The legislation that passed both houses of Congress would have capped punitive damages and eliminated joint and several liability, which he called “an anachronism.”

Under this doctrine any manufacturer, no matter how remote from the product in question, is still liable, especially if it has deep pockets. The reform seeks more “proportionality” in assessing liability.

“You are on the winning side of the ‘joint and several’ liability question. There is no moral defense of it,” Hutchinson said.

But the President vetoed the proposal, and the current Congress hasn’t resurrected it, choosing instead to lay a “foundation” to get it passed after the election. Lawmakers have been unable to find a compromise with the White House.

Y2K liability

In the meantime, broad-based tort reform may get a boost from the more narrowly focused Y2K liability legislation now working its way through the Congress, he said.
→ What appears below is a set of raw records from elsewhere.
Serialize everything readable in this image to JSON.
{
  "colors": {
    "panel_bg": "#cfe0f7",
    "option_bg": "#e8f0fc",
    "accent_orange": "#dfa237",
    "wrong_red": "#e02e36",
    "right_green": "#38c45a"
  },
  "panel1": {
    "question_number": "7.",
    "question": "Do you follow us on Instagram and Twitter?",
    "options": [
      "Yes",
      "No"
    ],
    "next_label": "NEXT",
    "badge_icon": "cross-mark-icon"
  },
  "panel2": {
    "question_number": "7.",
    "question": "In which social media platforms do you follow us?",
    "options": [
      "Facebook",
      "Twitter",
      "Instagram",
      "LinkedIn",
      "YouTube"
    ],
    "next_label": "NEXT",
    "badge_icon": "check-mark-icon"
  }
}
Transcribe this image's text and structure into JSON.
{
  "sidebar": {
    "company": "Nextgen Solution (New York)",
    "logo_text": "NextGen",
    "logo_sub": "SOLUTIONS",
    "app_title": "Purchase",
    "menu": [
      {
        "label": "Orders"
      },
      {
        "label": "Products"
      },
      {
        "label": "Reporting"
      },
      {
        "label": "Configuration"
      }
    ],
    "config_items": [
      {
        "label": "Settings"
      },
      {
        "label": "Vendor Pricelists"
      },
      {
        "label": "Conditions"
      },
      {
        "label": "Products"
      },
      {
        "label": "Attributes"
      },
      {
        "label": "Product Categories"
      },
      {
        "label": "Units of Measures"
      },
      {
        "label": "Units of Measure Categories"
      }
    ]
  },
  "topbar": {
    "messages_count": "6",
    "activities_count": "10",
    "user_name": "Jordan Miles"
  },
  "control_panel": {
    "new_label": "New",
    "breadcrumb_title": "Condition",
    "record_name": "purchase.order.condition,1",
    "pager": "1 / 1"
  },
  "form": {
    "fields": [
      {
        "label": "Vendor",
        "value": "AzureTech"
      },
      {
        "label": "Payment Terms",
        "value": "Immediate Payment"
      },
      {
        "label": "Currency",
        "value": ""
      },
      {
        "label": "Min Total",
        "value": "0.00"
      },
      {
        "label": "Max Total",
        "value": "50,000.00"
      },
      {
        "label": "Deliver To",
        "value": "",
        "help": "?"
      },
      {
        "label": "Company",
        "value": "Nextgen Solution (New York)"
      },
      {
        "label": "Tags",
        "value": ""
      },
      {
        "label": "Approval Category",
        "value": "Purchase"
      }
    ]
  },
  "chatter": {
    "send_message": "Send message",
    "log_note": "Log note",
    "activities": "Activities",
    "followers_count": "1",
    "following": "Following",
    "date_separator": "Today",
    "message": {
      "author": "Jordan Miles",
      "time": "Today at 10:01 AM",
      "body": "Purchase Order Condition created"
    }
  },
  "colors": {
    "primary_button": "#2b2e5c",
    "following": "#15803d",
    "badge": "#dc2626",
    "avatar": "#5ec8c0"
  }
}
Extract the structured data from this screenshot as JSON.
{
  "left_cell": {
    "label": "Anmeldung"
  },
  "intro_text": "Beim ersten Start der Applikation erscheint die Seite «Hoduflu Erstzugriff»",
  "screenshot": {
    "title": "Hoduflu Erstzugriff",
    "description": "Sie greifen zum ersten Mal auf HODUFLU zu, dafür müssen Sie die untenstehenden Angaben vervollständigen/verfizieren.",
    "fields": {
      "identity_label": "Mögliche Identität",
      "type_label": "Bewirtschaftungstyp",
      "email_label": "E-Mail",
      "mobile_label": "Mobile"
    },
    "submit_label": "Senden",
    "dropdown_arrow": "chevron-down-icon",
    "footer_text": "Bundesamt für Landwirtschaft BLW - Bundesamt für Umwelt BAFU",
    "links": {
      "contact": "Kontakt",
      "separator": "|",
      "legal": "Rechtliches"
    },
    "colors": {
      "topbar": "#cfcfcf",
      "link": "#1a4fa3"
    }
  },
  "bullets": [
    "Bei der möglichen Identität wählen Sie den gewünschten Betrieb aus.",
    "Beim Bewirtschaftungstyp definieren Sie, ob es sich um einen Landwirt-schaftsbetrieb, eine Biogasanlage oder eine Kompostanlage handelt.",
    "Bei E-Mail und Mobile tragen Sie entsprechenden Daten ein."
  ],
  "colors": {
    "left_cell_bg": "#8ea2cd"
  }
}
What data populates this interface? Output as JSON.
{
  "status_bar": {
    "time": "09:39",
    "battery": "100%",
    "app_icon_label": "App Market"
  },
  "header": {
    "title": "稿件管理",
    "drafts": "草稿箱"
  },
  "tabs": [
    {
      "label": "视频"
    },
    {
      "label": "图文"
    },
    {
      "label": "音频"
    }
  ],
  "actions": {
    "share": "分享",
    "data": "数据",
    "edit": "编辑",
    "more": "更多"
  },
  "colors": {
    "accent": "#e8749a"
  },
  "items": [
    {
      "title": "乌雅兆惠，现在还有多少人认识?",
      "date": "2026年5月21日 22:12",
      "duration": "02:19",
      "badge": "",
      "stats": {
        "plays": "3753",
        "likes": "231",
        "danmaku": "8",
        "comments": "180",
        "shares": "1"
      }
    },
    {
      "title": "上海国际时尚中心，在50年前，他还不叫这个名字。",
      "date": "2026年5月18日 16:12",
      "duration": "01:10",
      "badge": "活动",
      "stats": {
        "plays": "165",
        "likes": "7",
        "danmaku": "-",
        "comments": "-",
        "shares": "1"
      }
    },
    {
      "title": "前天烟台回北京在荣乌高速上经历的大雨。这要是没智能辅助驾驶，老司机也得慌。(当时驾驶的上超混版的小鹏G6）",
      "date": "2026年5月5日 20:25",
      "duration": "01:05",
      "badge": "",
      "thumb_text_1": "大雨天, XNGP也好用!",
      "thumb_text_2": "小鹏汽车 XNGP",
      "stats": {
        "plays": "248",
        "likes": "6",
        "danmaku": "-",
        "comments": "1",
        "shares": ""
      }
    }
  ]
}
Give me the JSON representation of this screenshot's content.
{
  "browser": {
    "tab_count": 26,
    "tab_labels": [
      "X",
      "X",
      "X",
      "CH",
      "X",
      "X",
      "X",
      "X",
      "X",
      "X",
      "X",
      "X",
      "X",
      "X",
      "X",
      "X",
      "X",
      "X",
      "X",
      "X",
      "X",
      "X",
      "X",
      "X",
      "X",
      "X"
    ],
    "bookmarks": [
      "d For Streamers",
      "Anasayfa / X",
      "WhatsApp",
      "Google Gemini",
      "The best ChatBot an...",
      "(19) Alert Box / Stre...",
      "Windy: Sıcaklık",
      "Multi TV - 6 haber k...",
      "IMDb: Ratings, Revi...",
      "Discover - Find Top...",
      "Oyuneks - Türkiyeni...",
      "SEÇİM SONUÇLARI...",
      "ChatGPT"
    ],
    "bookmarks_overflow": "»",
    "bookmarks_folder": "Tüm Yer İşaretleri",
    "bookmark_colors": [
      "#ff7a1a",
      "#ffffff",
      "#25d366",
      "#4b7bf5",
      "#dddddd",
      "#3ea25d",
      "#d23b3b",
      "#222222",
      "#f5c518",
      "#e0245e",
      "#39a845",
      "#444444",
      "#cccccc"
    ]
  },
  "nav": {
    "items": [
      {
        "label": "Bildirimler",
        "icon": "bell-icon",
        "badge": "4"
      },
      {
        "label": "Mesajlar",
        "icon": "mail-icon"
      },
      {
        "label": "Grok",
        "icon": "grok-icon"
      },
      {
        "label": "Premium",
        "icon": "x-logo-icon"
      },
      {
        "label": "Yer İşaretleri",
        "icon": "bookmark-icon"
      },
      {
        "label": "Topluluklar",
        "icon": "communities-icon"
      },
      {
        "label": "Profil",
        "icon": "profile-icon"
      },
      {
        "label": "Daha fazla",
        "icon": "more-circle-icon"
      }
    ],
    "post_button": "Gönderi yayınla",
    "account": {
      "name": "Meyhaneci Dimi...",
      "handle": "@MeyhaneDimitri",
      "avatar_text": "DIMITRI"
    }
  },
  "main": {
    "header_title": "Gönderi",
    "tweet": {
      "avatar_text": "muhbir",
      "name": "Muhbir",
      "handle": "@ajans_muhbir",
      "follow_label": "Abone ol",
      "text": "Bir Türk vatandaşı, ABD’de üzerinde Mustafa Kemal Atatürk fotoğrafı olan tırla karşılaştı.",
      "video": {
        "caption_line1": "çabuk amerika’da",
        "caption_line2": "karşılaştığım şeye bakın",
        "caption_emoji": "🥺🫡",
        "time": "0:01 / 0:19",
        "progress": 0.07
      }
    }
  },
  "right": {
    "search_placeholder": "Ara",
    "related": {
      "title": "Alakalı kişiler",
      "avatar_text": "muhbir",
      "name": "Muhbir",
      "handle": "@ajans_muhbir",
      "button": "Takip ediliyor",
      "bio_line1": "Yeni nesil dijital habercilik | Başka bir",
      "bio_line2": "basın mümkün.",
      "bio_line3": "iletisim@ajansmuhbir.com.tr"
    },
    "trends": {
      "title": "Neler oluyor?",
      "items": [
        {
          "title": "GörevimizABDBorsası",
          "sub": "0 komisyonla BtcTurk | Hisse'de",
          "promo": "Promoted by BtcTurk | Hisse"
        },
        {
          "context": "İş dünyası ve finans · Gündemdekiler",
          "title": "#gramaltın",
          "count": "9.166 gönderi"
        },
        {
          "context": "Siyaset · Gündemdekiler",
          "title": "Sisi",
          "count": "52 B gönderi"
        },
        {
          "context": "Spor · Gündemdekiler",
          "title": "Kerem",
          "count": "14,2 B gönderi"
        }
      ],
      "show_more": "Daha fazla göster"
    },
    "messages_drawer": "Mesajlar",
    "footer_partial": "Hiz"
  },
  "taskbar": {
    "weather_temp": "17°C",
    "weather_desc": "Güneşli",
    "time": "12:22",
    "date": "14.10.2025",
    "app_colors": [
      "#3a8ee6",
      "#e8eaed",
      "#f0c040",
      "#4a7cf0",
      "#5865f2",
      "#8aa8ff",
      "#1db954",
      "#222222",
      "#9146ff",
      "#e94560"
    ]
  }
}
The possible turn-of-the-century computer problem could result in a “litigation explosion,” affecting millions of small businesses and potentially bottling up the weekly paychecks of 7 million employees.

The Y2K reform would limit punitive damages to $250,000 or three times actual damages, whichever is greater, and would encourage an “alternative dispute resolution,” with a 90-day pretrial notice that would enable the defendant to fix the problem.

“As a lawyer myself, I believe we need to have reasonable punitive damages, and reasonable caps. I have tried cases both as a defendant and as a plaintiff,” he said.

But even this reform has some problems for businesses and the manufacturing sector, he cautioned. Makers of furnaces who have problems arising from the malfunction of their vendors’ computers may find themselves as plaintiffs — and as defendants.

“You might want to sue your supplier,” Hutchinson said. Pretrial notice might delay a quick resolution of the problem.

One key reform would raise the hurdle for class action litigation, making it more difficult for plaintiff attorneys to round up complainants and “shop” for a favorable state court. Federal courts have higher standards eligibility for class action lawsuits.

Another concern is the attempt to incorporate a “wish list” of elements in any tort reform legislation. He cited a proposal to change the burden of proof standard from the “preponderance of evidence” to “a clear and convincing” standard.